To expose these dashboards externally, a custom Istio Gateway (monitor‑gateway) and corresponding VirtualServices are created for Grafana, Kiali, Jaeger, and Zipkin.

<code>apiVersion: networking.istio.io/v1alpha3
kind: Gateway
metadata:
  name: monitor-gateway
  namespace: istio-system
spec:
  selector:
    istio: ingressgateway
  servers:
  - port:
      number: 80
      name: http
      protocol: HTTP
    hosts:
    - "*"
---
# Example VirtualService for Grafana
apiVersion: networking.istio.io/v1alpha3
kind: VirtualService
metadata:
  name: grafana
  namespace: istio-system
spec:
  hosts:
  - "grafana.istio.double.com"
  gateways:
  - monitor-gateway
  http:
  - route:
    - destination:
        host: grafana
        port:
          number: 3000
</code>

After applying the gateway configuration, the monitoring UIs become reachable via the defined hostnames.

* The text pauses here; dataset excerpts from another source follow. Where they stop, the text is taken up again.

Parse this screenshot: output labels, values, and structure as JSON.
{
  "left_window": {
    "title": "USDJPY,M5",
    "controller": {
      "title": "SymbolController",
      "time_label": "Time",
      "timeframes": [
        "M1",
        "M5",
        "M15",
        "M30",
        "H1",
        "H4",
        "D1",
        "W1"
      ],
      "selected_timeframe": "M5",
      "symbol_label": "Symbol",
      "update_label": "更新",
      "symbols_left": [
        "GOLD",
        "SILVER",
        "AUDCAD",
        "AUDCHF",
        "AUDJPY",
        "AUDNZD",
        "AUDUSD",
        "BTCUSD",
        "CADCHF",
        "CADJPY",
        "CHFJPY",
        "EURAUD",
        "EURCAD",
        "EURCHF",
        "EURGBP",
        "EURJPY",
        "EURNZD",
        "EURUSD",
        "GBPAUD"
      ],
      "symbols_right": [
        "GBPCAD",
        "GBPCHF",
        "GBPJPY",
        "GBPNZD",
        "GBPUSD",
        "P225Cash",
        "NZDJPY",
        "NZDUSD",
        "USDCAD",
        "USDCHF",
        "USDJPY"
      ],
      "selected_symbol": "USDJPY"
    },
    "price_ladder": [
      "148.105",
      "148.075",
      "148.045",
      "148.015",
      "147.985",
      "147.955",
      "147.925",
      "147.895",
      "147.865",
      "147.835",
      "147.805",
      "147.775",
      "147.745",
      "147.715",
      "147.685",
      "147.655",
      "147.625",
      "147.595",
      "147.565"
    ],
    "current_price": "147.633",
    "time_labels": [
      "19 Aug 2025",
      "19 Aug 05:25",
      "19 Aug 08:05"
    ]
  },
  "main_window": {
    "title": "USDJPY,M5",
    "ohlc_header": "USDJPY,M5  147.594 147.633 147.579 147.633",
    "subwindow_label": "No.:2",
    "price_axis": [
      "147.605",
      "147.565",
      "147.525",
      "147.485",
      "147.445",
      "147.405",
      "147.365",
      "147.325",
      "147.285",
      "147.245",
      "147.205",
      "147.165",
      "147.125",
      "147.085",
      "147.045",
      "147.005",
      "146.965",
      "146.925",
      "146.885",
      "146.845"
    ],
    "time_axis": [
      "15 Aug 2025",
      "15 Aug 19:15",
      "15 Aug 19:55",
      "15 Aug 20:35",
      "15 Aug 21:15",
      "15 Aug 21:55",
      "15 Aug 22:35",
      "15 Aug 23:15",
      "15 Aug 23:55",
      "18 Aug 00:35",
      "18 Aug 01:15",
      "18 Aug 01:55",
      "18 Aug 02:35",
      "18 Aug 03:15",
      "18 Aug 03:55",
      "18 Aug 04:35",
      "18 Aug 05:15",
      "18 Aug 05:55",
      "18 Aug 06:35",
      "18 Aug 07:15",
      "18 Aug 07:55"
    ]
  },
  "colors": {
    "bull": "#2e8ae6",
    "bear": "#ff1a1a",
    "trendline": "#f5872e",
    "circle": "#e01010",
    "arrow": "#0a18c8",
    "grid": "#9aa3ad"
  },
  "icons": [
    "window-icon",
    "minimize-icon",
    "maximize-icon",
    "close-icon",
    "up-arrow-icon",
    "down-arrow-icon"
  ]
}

6. Traffic Shifting for Bookinfo

<code>apiVersion: networking.istio.io/v1alpha3
kind: Gateway
metadata:
  name: bookinfo-gateway
spec:
  selector:
    istio: ingressgateway
  servers:
  - port:
      number: 80
      name: http
      protocol: HTTP
    hosts:
    - "*"
---
apiVersion: networking.istio.io/v1alpha3
kind: VirtualService
metadata:
  name: bookinfo
spec:
  hosts:
  - "bookinfo.istio.double.com"
  gateways:
  - bookinfo-gateway
  http:
  - match:
    - uri:
        exact: /productpage
    - uri:
        prefix: /static
    - uri:
        exact: /login
    - uri:
        exact: /logout
    - uri:
        prefix: /api/v1/products
    route:
    - destination:
        host: productpage
        port:
          number: 9080
</code>

Binding the hostname to the gateway allows access to the Bookinfo application, and Kiali visualizes traffic routing and weight‑based control in real time.

Monitoring dashboards show request rates, latency, and error metrics, demonstrating the observability advantages of Istio over other service‑mesh solutions.